Area Under Curve [AUC]
While the entire ROC curve, for various values of the threshold parameter, can be used to assess the fitted model (more on this in a later post), single-number summaries are popular, and one such summary number is the area under the ROC curve. The interpretation is that it is the probability with which an arbitrarily chosen positive will be classified (by the model) as having higher probability than an arbitrarily chosen negative point.
This number can be estimated by numerical integration, which due to the irregular nature of the estimated curve, is typically done by the
method of trapezoids (I knew high-school math was going to come in handy one day!). Stata's default numerical integration algorithm is by
fitting cubic splines to the estimated curve which better for smoother curves.
An example
Here is an example of how the ROC curve is constructed by hand in Stata using the Hosmer & Lemeshow dataset. This is not remarkable in itself, but hopefully be a building block for more complicated examples. I draw the ROC curve based on a logistic fit and compute the area under the ROC curve using numerical integration:
/*********************************************
* Reconstruct the ROC curve in Stata
**********************************************/
clear*
webuse lbw
tab low
logistic low age lwt i.race smoke ptl ht ui // fit a logistic model
predict prob_low, pr // predcited probabilities
cap matrix drop roc
// calculate the ROC curve using the percentiles as thresholds
forv i=1(1)99 {
cap drop pred_low
cap drop sens
cap drop spec
_pctile prob_low, nq(100)
local cutoff = `r(r`i')'
qui {
g pred_low = (prob_low >= `cutoff')
g sens = (pred_low == 1 & low==1) // true positive
g spec = (pred_low == 0 & low==0) // true negative
count if sens
local sens_mean = `r(N)'
count if low // positives
local sens_mean = `sens_mean' / `r(N)'
count if spec
local spec_mean = `r(N)'
count if !low // negatives
local spec_mean = `spec_mean' / `r(N)'
local sum =`sens_mean' + `spec_mean'
}
mat roc = (nullmat(roc)\ (`sens_mean', 1-`spec_mean', `sum'))
}
mat roc = (1, 1, .)\ roc
mat roc = roc \ (0, 0, .)
cap erase roc_mat.dta
svmatf , mat(roc) fil("roc_mat.dta") // save the matrix of ROC points
preserve
use roc_mat, clear
integ c1 c2, trapezoid // calculate the area under the ROC curve using the trapezoidal rule
local integ_trap =`r(integral)'
integ c1 c2 // calculate the area under the ROC curve using cubic splines
local integ_cub =`r(integral)'
twoway line c1 c2, xtitle("1-specificity") ytitle("Sensitivity") ///
note("The area under the curve is estimated as: " ///
"`integ_trap' (trapezoidal) and `integ_cub' (cubic spline)") ///
xla(0(.25)1, grid) yla(0(.25)1) ///
title("ROC curve for estimated model") subtitle("Manual calculation")

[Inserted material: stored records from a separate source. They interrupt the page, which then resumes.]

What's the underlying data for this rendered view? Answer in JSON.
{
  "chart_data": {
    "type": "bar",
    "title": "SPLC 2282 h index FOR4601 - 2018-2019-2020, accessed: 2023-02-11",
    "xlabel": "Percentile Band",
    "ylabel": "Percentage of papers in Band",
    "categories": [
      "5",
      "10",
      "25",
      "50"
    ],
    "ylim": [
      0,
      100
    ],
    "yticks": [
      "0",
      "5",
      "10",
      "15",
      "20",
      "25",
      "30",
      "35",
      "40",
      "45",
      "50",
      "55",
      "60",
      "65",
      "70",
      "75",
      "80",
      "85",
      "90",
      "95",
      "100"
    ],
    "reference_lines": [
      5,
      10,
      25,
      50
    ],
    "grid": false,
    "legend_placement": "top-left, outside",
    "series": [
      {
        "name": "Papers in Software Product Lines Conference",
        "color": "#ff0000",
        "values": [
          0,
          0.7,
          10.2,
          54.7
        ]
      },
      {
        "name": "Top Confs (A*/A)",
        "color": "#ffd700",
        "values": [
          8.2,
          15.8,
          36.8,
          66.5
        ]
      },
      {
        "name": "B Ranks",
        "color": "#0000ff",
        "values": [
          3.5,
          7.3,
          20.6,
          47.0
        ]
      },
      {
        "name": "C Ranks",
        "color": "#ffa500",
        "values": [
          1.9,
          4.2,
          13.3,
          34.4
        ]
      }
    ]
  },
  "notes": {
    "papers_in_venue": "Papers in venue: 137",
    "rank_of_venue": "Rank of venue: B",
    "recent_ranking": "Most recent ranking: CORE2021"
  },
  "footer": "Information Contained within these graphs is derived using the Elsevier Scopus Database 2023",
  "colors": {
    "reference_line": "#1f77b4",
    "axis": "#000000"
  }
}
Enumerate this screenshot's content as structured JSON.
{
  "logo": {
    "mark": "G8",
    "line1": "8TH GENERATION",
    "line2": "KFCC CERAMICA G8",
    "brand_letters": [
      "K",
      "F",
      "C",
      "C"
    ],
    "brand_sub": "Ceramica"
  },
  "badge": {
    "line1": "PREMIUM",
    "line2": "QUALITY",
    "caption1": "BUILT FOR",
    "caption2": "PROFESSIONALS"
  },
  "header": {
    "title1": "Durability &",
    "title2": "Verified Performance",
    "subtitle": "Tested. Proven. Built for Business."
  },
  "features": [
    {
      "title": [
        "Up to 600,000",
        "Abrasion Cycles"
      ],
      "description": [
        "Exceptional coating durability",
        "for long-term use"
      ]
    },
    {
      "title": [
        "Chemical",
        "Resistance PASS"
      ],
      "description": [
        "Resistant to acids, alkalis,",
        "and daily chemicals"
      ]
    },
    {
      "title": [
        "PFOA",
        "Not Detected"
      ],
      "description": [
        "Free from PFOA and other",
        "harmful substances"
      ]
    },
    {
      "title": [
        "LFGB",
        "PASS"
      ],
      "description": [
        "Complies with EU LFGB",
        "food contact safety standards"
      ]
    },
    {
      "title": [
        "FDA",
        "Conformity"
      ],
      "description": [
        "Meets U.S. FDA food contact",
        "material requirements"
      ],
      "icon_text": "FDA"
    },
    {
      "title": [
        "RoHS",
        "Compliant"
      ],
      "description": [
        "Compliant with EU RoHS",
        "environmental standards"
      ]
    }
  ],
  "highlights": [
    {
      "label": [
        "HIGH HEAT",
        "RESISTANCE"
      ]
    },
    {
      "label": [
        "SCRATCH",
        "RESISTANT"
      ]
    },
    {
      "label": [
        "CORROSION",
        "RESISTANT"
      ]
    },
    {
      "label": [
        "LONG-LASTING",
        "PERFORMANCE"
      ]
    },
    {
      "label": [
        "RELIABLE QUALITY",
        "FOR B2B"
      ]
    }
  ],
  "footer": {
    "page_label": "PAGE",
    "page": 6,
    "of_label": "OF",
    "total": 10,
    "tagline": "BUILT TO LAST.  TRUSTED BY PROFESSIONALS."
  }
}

gr export roc.png, replace
restore
logistic low age lwt i.race smoke ptl ht ui
lroc, title("ROC curve for estimated model") recast(line) ///
subtitle("Stata's calculation") ///
lpattern(solid) // calculate the area under the ROC curve using built-in function
gr export lroc.png, replace
Then, the ROC curves look like this:
Note that in the calculation of the integral, Stata only uses 79 points due to the one-many nature of the estimated function (I think).
Miscellaneous points
There were several other points I wanted to cover in this post but will have to postpone for lack of time, including,
- the drawbacks of using the AUC, as covered here;
- the relationship of the AUC measure to the Gini coefficient as given here;
- and the Lorenz curve as the rotated ROC about the 45 degree line of symmetry.
PS. I'd like to point out again that I go to some lengths to ensure that my code runs out-of-the-box, and so is, in marketing parlance, free to try!